Dr. Alan Hudson will be replaced as chair of embattled eHealth Ontario, the Star has learned.
Hudson is the latest domino to fall after a financial scandal involving a six-figure bonus for the former chief executive and expenses by highly-paid consultants, one of whom made $2,700 a day and expensed tea and chocolate chip cookies.
Premier Dalton McGuinty, who was defending Hudson just last week, will make the news official at a mid-afternoon news conference, sources told the Star.
But “you’ll have to wait for Dalton’s announcement at 3:15,” said a highly-placed source.
Aside from replacing Hudson with former cabinet chair Rita Burak, McGuinty is requiring that all contracts for consultants be tendered and that highly-paid government consultants will no longer to be able to expense snacks like tea and Choco Bites, hospitality or incidentals.
“With these reforms, Ontario taxpayers’ money will be better protected,” McGuinty, whose government was clearly stung by the scandal, said in a statement.

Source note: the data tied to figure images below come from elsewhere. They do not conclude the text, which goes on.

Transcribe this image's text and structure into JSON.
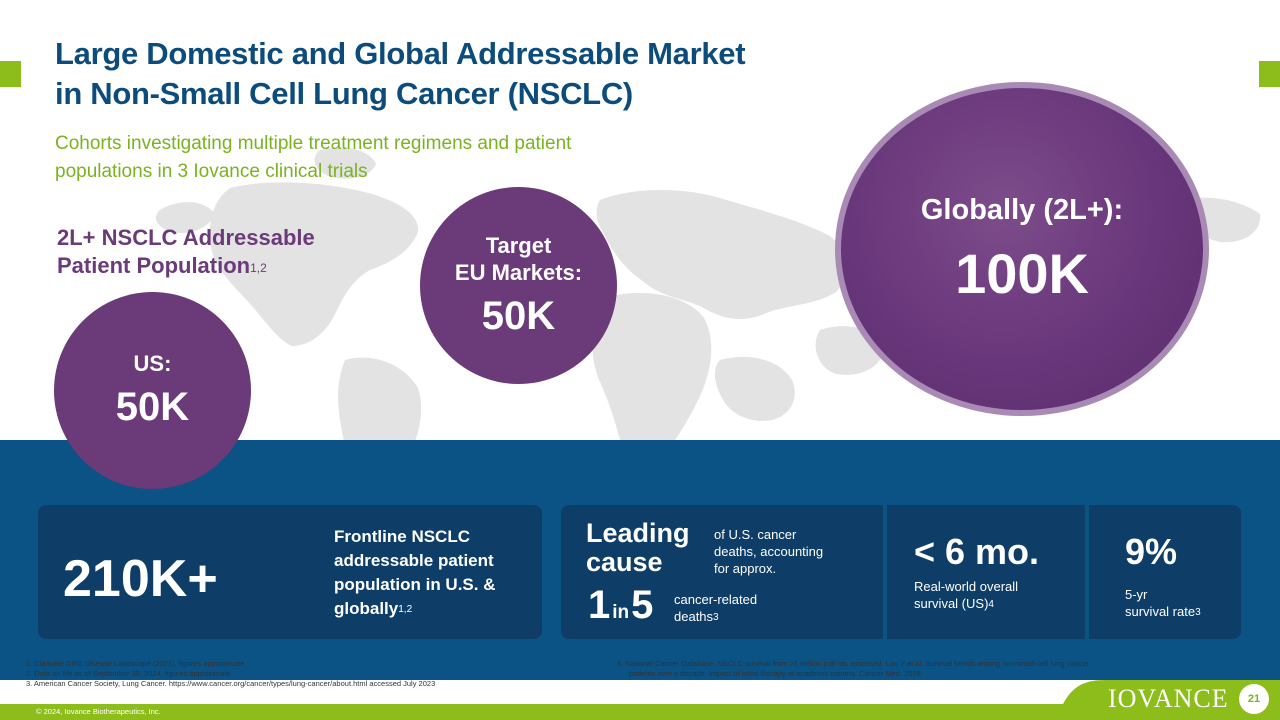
{
  "title": [
    "Large Domestic and Global Addressable Market",
    "in Non-Small Cell Lung Cancer (NSCLC)"
  ],
  "subtitle": [
    "Cohorts investigating multiple treatment regimens and patient",
    "populations in  3 Iovance clinical trials"
  ],
  "population_label": {
    "line1": "2L+ NSCLC Addressable",
    "line2": "Patient Population",
    "sup": "1,2"
  },
  "circles": {
    "us": {
      "label": "US:",
      "value": "50K"
    },
    "eu": {
      "label1": "Target",
      "label2": "EU Markets:",
      "value": "50K"
    },
    "global": {
      "label": "Globally (2L+):",
      "value": "100K"
    }
  },
  "stats": {
    "frontline": {
      "value": "210K+",
      "desc": [
        "Frontline NSCLC",
        "addressable patient",
        "population in U.S. &",
        "globally"
      ],
      "sup": "1,2"
    },
    "leading": {
      "title": [
        "Leading",
        "cause"
      ],
      "desc": [
        "of U.S. cancer",
        "deaths, accounting",
        "for approx."
      ],
      "one": "1",
      "in": "in",
      "five": "5",
      "cr_desc": [
        "cancer-related",
        "deaths"
      ],
      "cr_sup": "3"
    },
    "survival": {
      "value": "< 6 mo.",
      "desc": [
        "Real-world overall",
        "survival (US)"
      ],
      "sup": "4"
    },
    "rate": {
      "value": "9%",
      "desc": [
        "5-yr",
        "survival rate"
      ],
      "sup": "3"
    }
  },
  "footnotes_left": [
    "1.  Clarivate DRG Disease Landscape (2021), figures approximate",
    "2.  Data on file as of September 30, 2024, figures approximate",
    "3.  American Cancer Society, Lung Cancer. https://www.cancer.org/cancer/types/lung-cancer/about.html accessed July 2023"
  ],
  "footnotes_right": [
    "4.  National Cancer Database, NSCLC survival from >1 million pati  nts assessed. Lou Y et al. Survival trends among non-small-cell lung cancer",
    "patients over a decade: impact of initial therapy at academic centers. Cancer Med. 2018."
  ],
  "copyright": "© 2024, Iovance Biotherapeutics, Inc.",
  "logo": "IOVANCE",
  "page_number": "21",
  "colors": {
    "navy": "#0c4c7c",
    "purple": "#6b3a79",
    "green": "#8cbd1a",
    "blue_band": "#0b5285",
    "box": "#0e3e68"
  }
}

Opposition parties complained that eHealth was giving contracts to firms like Courtyard Group, which has a number of Liberal connections, without the work being tendered.
And one consultant from Alberta who was paid $2,700 a day was expensing snacks like tea and muffins, in addition to her lodging and flights home, which will continue to be reimbursed under the new policy.
Hudson personally approved the $114,000 bonus for former CEO Sarah Kramer, who left eHealth over a week ago amid pressure from opposition parties in the Legislature, where the government had been pounded for days about lax spending controls at taxpayer-funded eHealth.
Hudson declined to talk when reached by the Star at an eHealth board meeting this morning.
“I can’t comment now,” he said, sounding shaken.
[More]
Will this be McGuinty’s undoing? Let us hope…
I have worked as an IT contractor embedded into every level of government, and this type of thing is just business as usual in all of them as far as I could ever tell. Small potatoes even when compared to some of the outright waste I have seen covered up by government employees during other provincial government IT projects.